Fighting resumed again after a decade-long peace process between the government and rebel Moro Islamic Liberation Front (MILF) collapsed.

Nineteen children were reportedly killed in conflict situations between July 2005 and November 2007, while 42 were maimed, figures for 2008 are not yet available.

Over half of the killings and injuries in this period were perpetrated by Government security forces, a fifth were attributed to the Abu Sayyaf Group/Jemaah Islamiya rebels, and eight per cent to the communist insurgents, the New People’s Army (NPA). The Government paramilitary forces and rebel groups, including the NPA and the Moro Islamic Liberation Front, recruited children during this period, according to the UN Secretary-General’s report.

The Mindanao conflict started in the 1960s when the Muslim minority - the Moros - launched an armed struggle for their ancestral homeland in the south.
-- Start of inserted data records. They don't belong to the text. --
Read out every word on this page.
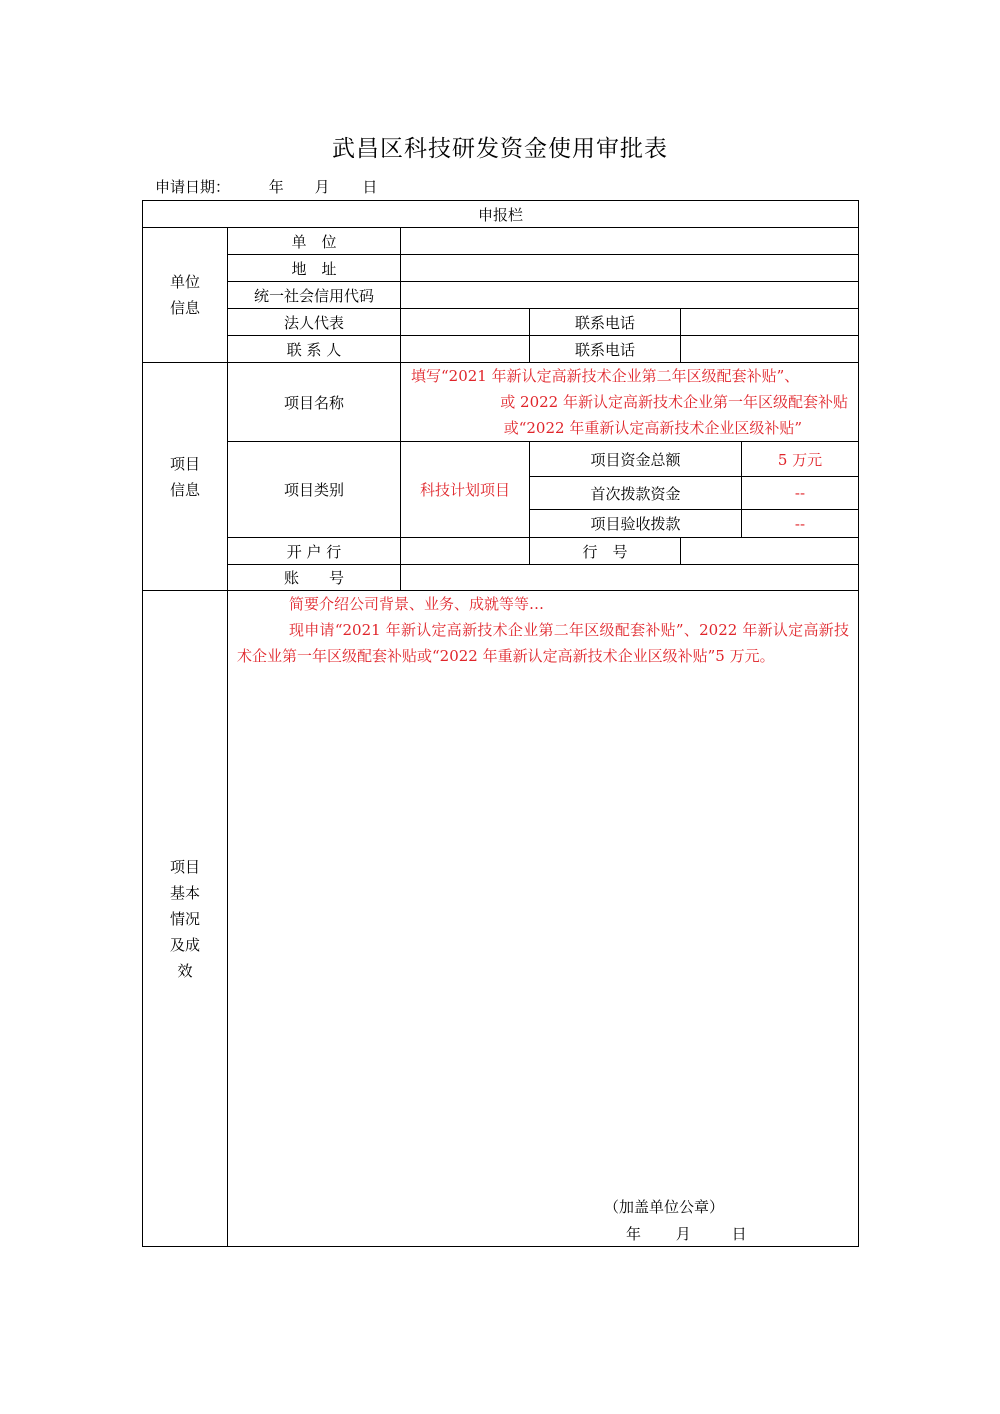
武昌区科技研发资金使用审批表
申请日期：	年 月 日
申报栏
单位
信息
单　位
地　址
统一社会信用代码
法人代表	联系电话
联 系 人	联系电话
项目
信息
项目名称
填写“2021 年新认定高新技术企业第二年区级配套补贴”、
或 2022 年新认定高新技术企业第一年区级配套补贴
或“2022 年重新认定高新技术企业区级补贴”
项目类别	科技计划项目
项目资金总额	5 万元
首次拨款资金	--
项目验收拨款	--
开 户 行	行　号
账　　号
项目
基本
情况
及成
效
简要介绍公司背景、业务、成就等等…
现申请“2021 年新认定高新技术企业第二年区级配套补贴”、2022 年新认定高新技术企业第一年区级配套补贴或“2022 年重新认定高新技术企业区级补贴”5 万元。
（加盖单位公章）
年 月	日
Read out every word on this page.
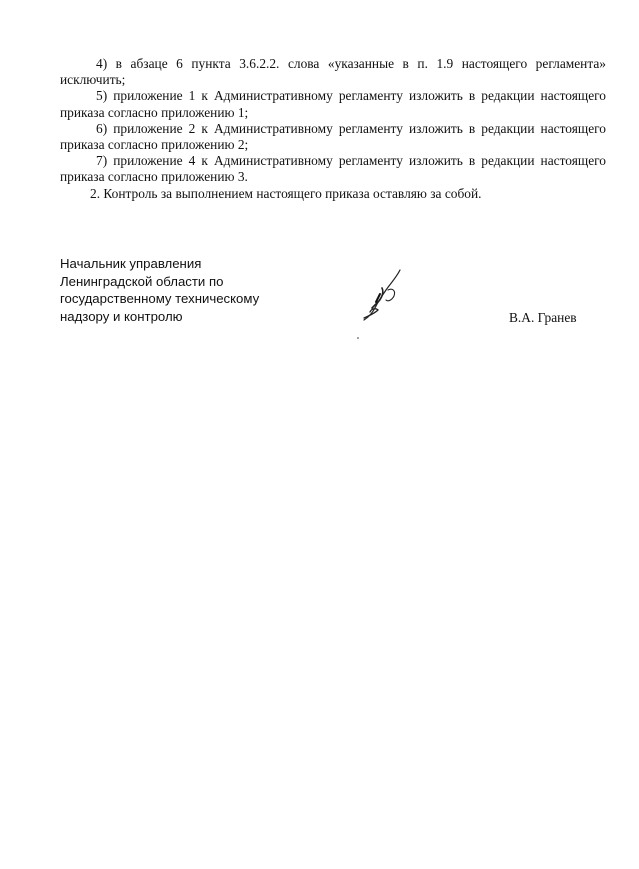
4) в абзаце 6 пункта 3.6.2.2. слова «указанные в п. 1.9 настоящего регламента» исключить;

5) приложение 1 к Административному регламенту изложить в редакции настоящего приказа согласно приложению 1;

6) приложение 2 к Административному регламенту изложить в редакции настоящего приказа согласно приложению 2;

7) приложение 4 к Административному регламенту изложить в редакции настоящего приказа согласно приложению 3.

2. Контроль за выполнением настоящего приказа оставляю за собой.

Начальник управления
Ленинградской области по
государственному техническому
надзору и контролю	В.А. Гранев
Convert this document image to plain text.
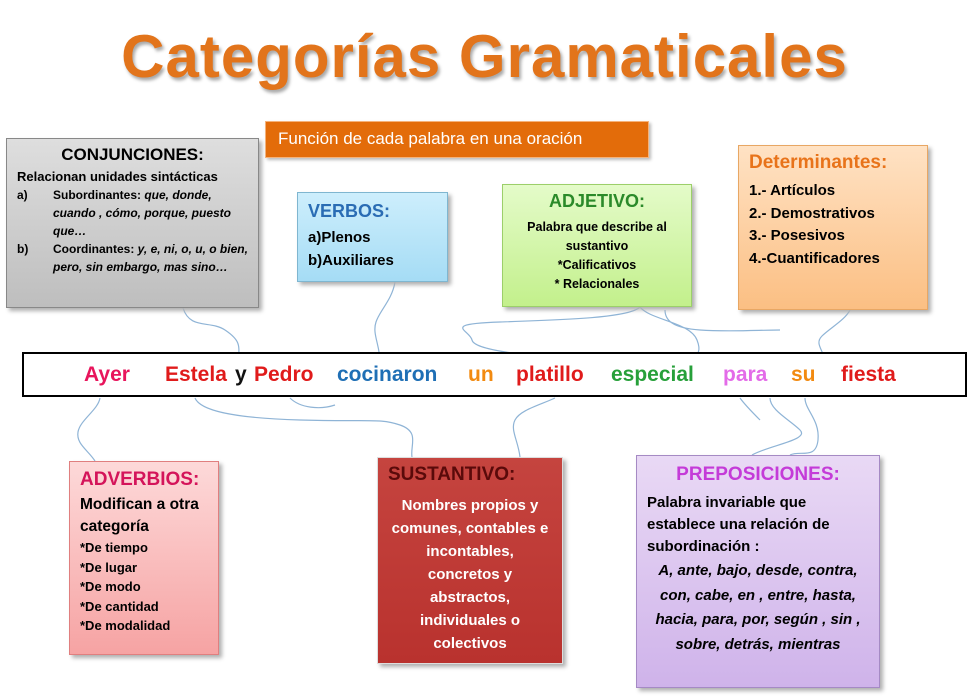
Categorías Gramaticales
Función de cada palabra en una oración
CONJUNCIONES:
Relacionan unidades sintácticas
a)	Subordinantes: que, donde, cuando , cómo, porque, puesto que…
b)	Coordinantes: y, e, ni, o, u, o bien, pero, sin embargo, mas sino…
VERBOS:
a)Plenos
b)Auxiliares
ADJETIVO:
Palabra que describe al
sustantivo
*Calificativos
* Relacionales
Determinantes:
1.- Artículos
2.- Demostrativos
3.- Posesivos
4.-Cuantificadores
Ayer Estela y Pedro cocinaron un platillo especial para su fiesta
ADVERBIOS:
Modifican a otra
categoría
*De tiempo
*De lugar
*De modo
*De cantidad
*De modalidad
SUSTANTIVO:
Nombres propios y
comunes, contables e
incontables,
concretos y
abstractos,
individuales o
colectivos
PREPOSICIONES:
Palabra invariable que
establece una relación de
subordinación :
A, ante, bajo, desde, contra,
con, cabe, en , entre, hasta,
hacia, para, por, según , sin ,
sobre, detrás, mientras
There has also been a long Maoist insurgency, violence linked to militant Islamist groups, ethnic and clan confrontations and banditry, all exacerbated by poverty and under-investment.

Investigation into recruitment of children as ‘freedom fighters’

Human rights investigators may be dispatched to Mindanao to evaluate reports of children being commissioned as so-called freedom fighters of the Moro Islamic Liberation Front (MILF).

However, Chairman Leila de Lima, of the Commission on Human Rights (CHR), said that the CHR is "still looking for the best and independent way to communicate this concern to the MILF leadership." De Lima was speaking yesterday at a workshop on the implementation of the Optional Protocol to the United Nations Convention against Torture in the Philippines (OPCAT).

Recent television footage and photographs have shown armed children as young as nine wearing MILF uniforms in MILF camps or strongholds. The children are alleged to be children of MILF members.

Commenting on a possible investigation into the situation, de Lima said: "We have to do it in such a way and it is important for them (the MILF) to perceive the CHR as an independent body so that we can get their cooperation."

Edi Kabalu, spokesperson for the MILF, had earlier justified the participation of children as self-preservation of MILF ranks, saying that it is acceptable in Moro culture.

"What are we to do, we need to prepare the replacement of our soldiers who die," Kabalu said publicly two weeks ago.

[Sources: AlertNet, Philippine Information Agency, Report of the UN Secretary General on Children and Armed Conflict in the Philippines]

Laws protecting children in armed conflict in the Philippines

The Philippine Government is a State party to CRC and to the Optional Protocol to the CRC on the Involvement of Children in Armed Conflict.

The Philippines Republic Act 7610, adopted in 1992, in Article X, Sec. 22 (B) prohibits the voluntary or forcible recruitment of children under 18 to the armed forces, and other non-State armed opposition groups and their use as guides, couriers, and spies. The Act does not, however, specify penalties for those who violate the law.

Article X, Sec. 25 of R.A. 7610 guarantees the rights of children arrested for reasons related to armed conflict to: ensure children’s detention facilities are separated from those of adults except where families are accommodated as family units; free legal assistance, immediate notification of parents or legal guardians concerning the arrest of the child; and release of the child within 24 hours to any social welfare agency, parents, or legal guardians as determined by the court.

The law also provides for the care and humane treatment of rescued or surrendered child soldiers. The Department of Social Welfare and Development (DSWD) is the leading government agency in the rehabilitation/reintegration of child soldiers.

Republic Act 9208. Section 4 (h) prohibits any person, natural or juridical–among others–to “recruit, transport or adopt a child to engage in armed activities in the Philippines or abroad.” The law stipulates a penalty of 20 years’ imprisonment and a fine of not less than lone million pesos or more than two million pesos for the recruitment, transportation, and adoption of children to engage in armed activities. No such case has yet been filed, however and, despite a range of legal safe-guards to protect children in armed conflict, they have yet to be adequately implemented.

Summarised from an Alternative report submitted by the Southeast Asia Coalition to Stop the Use of Child Soldiers in April 2008.